When I got off, I saw glass doors barring my way and a colorful mural of animals and kids playing. Right floor, but I couldn’t open the door. I fumbled around looking for a way in. I wanted to turn away. Why was I even here? Someone came by and pushed a button I hadn’t seen and the doors slid open. I was assaulted with the familiar hospital smells of chemicals and ammonia. Nothing looked as I remembered it. I stood there, not sure of what to do. I wanted to see the room he left from but that was on the floor below.

I headed down the white hall past the nurses station. They looked busy; maybe they wouldn’t notice me.

“Excuse me, where are you going?” I turned and confronted a young nurse leaning over the counter.

I walked up to her. “My son was a patient here. I wanted to come back.” I came closer. “He died here.”

“What was his name,” she asked. I told her. “Just a minute.” She walked back to the nurses’ room. I could see them sitting around having lunch.

A nurse came out and walked over to me. “I remember your son. Was he around nineteen?”

“Yes,” I said.

“My name is Shelley,” she said. “Ann, will you take her on a tour of the floor?”

I had thought of this place for years. Now it seemed smaller and more crowded. We passed a series of closed doors with signs that said Bone Marrow Transplant.  Even the other rooms had closed doors. Other dramas were taking place here. Mine was long over. I realized that I couldn’t linger here so I thanked Ann and let myself out into the elevator bay.

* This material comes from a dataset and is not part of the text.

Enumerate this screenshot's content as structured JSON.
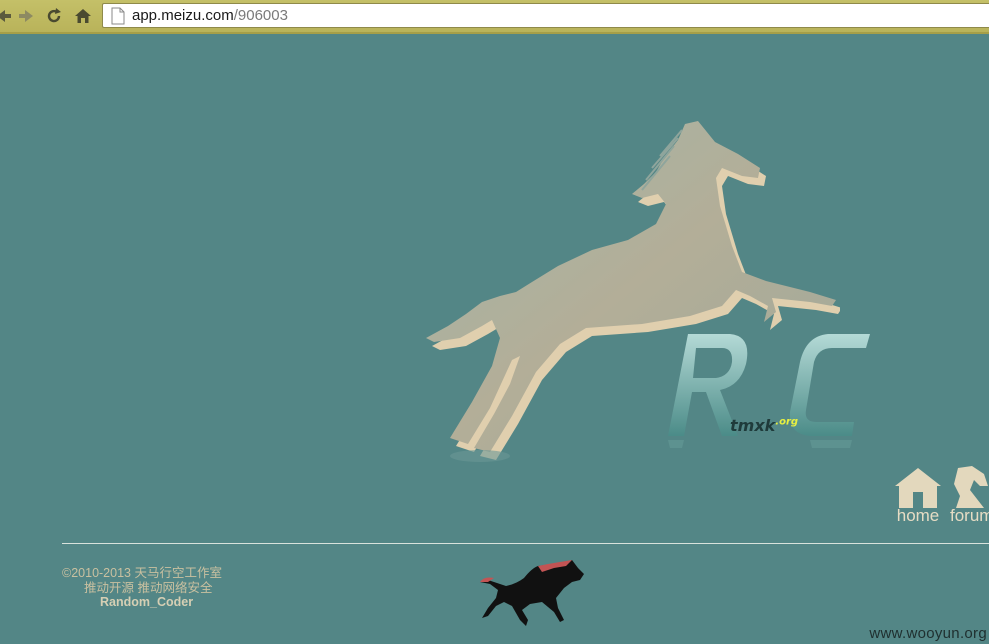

I had visited the scene of Jeremy’s last day, a place I feared and dreamed about. I remembered well how it felt to be tethered to that life, those final hopes. Did I expect to find myself still wandering the halls going to fetch food from the communal refrigerator?

I had come back from another life in a southern city so I could stop pivoting around this memory and move on like my son had.